A “game-changing” ovarian cancer drug that can extend lives by delaying or even preventing the disease recurring is now being made available on the NHS. Lymparza (olaparib) could offer a cure for some women suffering from the notoriously deadly and difficult to treat cancer.
The drug has been shown to prevent the disease from recurring for as much as a year and a half after it was approved for NHS use.
It was not previously included in the Cancer Drugs Fund, meaning many women didn’t have access to it.
However, after being approved by The National Institute for Health and Care Excellence (NICE), the drug will be made available on the NHS to women newly-diagnosed with ovarian cancer that has spread, who have the BRCA gene mutation.
Inherited BRCA gene mutations are responsible for about one in five ovarian cancers.
Up to 700 women per year could benefit from the drug, which is taken twice a day and works by inhibiting two proteins involved in DNA repair to prevent cancer growth.
Ovarian cancer can have vague symptoms and 60% of cases are detected at a late stage, with a high chance of recurrence after treatment.
Until now, women with advanced cancer have been offered surgery and chemotherapy to keep their cancer under control, with a small number getting Lynparza after three rounds of chemotherapy.
But patients will now get Lynparza much earlier on as a maintenance drug if they have responded to first-line platinum-based chemotherapy.
The National Institute for Health and Care Excellence (NICE) predicts up to 700 women every year in England could be given the tablets, which are taken twice a day.
Clinical data shows that Lynparza reduces the risk of cancer getting worse or the patient dying by 70% compared with a placebo drug.
Six out of 10 (60%) patients receiving the drug also had no progression of cancer after three years versus 27% receiving the dummy drug.
The drug can also benefit patients with advanced fallopian tube or primary peritoneal cancer.
Jonathan Ledermann, professor of medical oncology at the University College London Cancer Institute, said:
“While survival rates for advanced ovarian cancer are low, our goal when treating women who are newly-diagnosed is long-term remission or even cure. With current standard treatments, which are limited to chemotherapy and surgery, sadly 70% of women relapse within three years. Olaparib is designed to exploit the Achilles’ heel of BRCA-mutated ovarian cancer and our hope is, based on the trial data, that it will significantly improve outcomes for these patients.”

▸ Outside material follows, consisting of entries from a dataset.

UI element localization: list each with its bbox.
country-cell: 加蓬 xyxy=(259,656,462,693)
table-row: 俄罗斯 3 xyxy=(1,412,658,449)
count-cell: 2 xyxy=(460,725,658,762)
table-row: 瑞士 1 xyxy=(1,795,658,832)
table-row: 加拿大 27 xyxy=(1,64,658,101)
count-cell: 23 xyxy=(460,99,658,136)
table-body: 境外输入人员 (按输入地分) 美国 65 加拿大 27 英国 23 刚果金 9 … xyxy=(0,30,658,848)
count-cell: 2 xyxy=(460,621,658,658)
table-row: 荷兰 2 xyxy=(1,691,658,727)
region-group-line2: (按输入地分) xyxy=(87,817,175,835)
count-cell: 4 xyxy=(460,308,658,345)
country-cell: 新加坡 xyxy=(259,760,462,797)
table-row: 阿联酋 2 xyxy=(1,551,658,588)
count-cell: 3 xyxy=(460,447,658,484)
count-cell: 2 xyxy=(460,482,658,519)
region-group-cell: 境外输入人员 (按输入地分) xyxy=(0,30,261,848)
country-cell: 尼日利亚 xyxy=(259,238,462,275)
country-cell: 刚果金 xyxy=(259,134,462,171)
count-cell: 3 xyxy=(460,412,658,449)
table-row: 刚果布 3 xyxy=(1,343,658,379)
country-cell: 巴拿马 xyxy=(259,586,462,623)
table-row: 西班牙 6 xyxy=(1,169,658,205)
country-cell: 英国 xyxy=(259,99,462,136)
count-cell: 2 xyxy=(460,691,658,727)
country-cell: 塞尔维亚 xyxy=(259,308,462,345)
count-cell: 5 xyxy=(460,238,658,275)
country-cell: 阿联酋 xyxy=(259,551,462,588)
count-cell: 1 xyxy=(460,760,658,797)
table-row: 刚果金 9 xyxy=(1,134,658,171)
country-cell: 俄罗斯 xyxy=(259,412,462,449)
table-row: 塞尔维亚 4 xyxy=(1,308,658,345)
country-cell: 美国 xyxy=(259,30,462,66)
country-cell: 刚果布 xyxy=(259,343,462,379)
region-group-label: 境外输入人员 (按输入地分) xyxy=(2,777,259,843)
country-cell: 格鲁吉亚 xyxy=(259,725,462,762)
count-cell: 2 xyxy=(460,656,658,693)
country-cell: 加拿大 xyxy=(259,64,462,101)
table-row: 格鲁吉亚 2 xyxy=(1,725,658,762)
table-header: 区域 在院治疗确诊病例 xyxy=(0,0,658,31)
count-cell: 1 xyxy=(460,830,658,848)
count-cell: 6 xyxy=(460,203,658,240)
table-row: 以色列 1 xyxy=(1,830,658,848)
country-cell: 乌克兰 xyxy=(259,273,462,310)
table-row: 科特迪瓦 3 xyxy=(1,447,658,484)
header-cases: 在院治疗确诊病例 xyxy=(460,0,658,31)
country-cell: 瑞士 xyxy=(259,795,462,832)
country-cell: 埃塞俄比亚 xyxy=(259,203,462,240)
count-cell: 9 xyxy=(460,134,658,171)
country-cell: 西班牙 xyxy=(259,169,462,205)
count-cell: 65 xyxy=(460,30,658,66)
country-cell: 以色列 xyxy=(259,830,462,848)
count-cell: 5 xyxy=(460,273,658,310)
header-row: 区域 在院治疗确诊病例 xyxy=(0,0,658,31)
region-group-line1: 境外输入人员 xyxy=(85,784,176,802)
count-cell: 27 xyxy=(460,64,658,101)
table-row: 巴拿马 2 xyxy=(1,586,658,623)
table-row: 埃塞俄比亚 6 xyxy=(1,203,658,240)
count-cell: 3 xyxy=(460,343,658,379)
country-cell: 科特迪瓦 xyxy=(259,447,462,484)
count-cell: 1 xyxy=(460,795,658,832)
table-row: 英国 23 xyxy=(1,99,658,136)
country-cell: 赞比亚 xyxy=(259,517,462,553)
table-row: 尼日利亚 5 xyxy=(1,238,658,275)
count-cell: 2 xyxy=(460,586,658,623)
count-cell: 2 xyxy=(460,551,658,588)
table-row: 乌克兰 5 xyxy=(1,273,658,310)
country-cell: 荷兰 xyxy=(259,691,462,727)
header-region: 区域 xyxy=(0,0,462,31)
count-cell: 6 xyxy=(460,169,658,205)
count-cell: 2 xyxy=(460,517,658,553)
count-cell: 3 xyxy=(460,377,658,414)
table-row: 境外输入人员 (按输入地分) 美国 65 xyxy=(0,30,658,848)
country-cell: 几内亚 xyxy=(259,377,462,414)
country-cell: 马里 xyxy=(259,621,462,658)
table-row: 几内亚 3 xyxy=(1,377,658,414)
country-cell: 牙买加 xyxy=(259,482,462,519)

Dr. Susana Banerjee, consultant medical oncologist at the Royal Marsden in London and from the Institute for Cancer Research, who co-led the clinical trial, said:
“Olaparib is a practice-changing treatment. Maintenance treatment with olaparib heralds a new era for women with ovarian cancer – this is the first time we have seen such dramatic improvements in progression-free survival. This means that more women will have a longer time before relapse, time of chemotherapy and the possibility of increased survival. The Landmark trial SOLO-1 led to a paradigm shift in the treatment of women with advanced ovarian cancer. The trial results to date have shown that olaparib maintenance therapy extends progression-free survival by around three years in women with BRCA mutation linked advanced ovarian cancer. Some of my patients who have been treated in this trial at the Royal Marsden remain cancer-free several years later.”
“Potential to cure the disease in some”
Cary Wakefield, chief executive of Ovarian Cancer Action, said the news had made “personalised treatment a reality” but said 29% of ovarian cancer patients still miss out on genetic testing to identify what type of cancer they have.
Olaparib is a type of drug called a PARP inhibitor and works by preventing the PARP protein in cancer cells from repairing damaged DNA, causing the cancer cells to die.
Meindert Boysen, director of the NICE Centre for health technology evaluation, said:
“The availability of olaparib tablets as maintenance therapy is an important development in the management of BRCA mutation-positive advanced ovarian cancer. Olaparib is already used for ovarian cancer but is expected to have the greatest benefit when used early, and is considered to have the potential to cure the disease in some people if given before the first recurrence.”
A commercial arrangement was made between NHS England and AstraZeneca on the price of the drug.
Around 6,780 women are diagnosed with ovarian cancer every year in England.
Annwen Jones, chief executive of Target Ovarian Cancer, said:
“For the first time, women with a BRCA mutation will be able to access this game-changing new generation of ovarian cancer drugs from their first round of treatment. For many women, this represents a long-overdue improvement and we look forward to a future where all women diagnosed with ovarian cancer, regardless of BRCA status, have multiple treatment options.”